This is actually a tricky question. First your use of "non equilibrium" is incorrect. Without more information on your MC simulations, especially on the applied biases and simulation process, one cannot state if you are in an out-of-equilibrium (OOE) regime (not state) or not. The way you define it as a state far from the ground state can be a "local" equilibrium in which the system is trapped. This can be, for example, a glassy state obtained from quenching (and yes I know the definition of glass as OOE states is a blurred field). In such a case, the system does not need an external force to be kept far from the ground state (because of the energy barrier it needs a really long time to pass) and it is actually not "out-of-equilibrium" in a thermodynamic sense. It is just a very unlikely state of the equilibrium distribution that would eventually relax using standard techniques (in an infinitely long time, depending on your MC moves).

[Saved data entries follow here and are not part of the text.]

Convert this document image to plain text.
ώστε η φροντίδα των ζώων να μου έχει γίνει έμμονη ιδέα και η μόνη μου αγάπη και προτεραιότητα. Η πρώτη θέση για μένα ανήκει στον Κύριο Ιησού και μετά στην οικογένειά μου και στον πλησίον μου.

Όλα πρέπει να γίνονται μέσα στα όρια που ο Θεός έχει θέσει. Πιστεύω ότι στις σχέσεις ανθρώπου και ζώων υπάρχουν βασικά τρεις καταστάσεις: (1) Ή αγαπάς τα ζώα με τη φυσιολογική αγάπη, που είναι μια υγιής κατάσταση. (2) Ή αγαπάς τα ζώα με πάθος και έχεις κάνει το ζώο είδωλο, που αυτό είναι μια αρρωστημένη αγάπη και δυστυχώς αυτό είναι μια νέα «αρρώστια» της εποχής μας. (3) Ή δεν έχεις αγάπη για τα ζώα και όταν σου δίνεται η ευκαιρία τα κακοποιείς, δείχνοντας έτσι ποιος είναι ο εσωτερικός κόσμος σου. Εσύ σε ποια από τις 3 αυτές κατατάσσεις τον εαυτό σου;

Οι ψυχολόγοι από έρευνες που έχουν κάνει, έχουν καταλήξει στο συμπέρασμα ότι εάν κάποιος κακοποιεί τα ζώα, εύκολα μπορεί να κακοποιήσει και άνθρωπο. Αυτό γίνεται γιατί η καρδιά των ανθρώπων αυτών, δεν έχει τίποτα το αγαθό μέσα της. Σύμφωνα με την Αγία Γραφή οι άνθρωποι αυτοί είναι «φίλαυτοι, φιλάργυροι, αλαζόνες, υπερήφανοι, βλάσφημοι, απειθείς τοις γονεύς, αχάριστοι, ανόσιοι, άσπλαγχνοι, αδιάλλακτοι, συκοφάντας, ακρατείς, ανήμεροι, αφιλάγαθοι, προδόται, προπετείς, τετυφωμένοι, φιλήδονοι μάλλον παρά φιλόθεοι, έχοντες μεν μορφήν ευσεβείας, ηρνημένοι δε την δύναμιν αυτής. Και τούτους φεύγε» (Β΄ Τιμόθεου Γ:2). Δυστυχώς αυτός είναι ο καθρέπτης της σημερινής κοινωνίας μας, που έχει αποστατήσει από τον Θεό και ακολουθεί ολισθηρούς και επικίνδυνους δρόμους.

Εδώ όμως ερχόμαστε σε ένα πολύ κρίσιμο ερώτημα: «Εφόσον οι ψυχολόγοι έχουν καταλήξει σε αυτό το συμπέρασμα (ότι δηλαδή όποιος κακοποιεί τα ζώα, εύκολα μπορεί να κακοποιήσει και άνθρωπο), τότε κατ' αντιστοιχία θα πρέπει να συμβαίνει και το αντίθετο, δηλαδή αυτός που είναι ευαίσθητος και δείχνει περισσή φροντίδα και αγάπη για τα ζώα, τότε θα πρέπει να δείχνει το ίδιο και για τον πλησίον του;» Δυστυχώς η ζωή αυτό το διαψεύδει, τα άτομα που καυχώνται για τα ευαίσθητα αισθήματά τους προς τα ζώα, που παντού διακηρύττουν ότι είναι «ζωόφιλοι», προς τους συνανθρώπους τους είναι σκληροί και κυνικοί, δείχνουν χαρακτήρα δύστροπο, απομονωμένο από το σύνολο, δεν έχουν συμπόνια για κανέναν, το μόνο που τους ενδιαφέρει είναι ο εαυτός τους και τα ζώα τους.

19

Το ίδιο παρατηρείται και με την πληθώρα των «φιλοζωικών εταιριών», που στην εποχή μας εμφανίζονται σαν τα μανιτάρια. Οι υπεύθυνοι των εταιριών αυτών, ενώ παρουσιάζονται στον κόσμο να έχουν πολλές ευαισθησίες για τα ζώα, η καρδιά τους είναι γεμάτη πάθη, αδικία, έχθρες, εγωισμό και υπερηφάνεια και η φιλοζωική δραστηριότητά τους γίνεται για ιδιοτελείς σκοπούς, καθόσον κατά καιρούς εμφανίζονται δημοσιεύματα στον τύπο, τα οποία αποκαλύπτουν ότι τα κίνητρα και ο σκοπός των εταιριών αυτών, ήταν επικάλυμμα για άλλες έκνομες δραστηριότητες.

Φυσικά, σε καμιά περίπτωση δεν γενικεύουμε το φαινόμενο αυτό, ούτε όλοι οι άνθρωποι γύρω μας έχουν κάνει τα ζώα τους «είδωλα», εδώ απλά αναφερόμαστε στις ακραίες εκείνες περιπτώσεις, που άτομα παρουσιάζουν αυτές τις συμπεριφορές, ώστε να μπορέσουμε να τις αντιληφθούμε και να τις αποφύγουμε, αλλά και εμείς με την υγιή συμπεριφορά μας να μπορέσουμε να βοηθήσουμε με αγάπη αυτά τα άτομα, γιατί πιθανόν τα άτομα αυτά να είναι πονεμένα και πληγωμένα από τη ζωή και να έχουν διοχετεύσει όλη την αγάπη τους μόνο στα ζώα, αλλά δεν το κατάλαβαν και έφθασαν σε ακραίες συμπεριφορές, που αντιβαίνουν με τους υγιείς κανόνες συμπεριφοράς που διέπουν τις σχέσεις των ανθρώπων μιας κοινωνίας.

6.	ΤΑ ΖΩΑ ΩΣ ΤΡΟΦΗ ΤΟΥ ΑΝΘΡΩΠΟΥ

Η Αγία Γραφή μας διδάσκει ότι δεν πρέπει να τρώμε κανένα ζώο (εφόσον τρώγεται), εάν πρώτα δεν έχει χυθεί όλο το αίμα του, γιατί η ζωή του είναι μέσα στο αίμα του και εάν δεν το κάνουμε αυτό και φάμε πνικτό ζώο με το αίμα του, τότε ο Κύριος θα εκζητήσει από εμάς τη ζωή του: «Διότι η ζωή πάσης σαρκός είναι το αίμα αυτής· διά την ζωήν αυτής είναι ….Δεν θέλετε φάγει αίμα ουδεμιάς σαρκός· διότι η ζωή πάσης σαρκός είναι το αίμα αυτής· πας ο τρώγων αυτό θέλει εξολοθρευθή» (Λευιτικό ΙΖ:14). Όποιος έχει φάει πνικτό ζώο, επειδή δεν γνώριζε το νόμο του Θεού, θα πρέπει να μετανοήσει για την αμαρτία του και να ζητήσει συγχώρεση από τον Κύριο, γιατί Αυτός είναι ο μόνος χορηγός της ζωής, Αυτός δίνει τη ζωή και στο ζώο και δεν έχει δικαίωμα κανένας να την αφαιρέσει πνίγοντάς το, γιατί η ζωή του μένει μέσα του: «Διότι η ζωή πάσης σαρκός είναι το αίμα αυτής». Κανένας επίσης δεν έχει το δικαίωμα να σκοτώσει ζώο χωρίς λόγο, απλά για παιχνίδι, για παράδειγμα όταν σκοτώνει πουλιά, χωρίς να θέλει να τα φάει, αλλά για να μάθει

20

The referee's definition you give is related to the regime of your whole system. If your system is in a steady-state with a bias or a force which maintains it in such a state, then you are in a truly OOE regime. Removing the bias is supposed to let the system free to go back in an equilibrium state, even a local one (not especially the ground state).
I think you should refer clearly to the source of your unlikely configurations and clarify this point in your manuscript.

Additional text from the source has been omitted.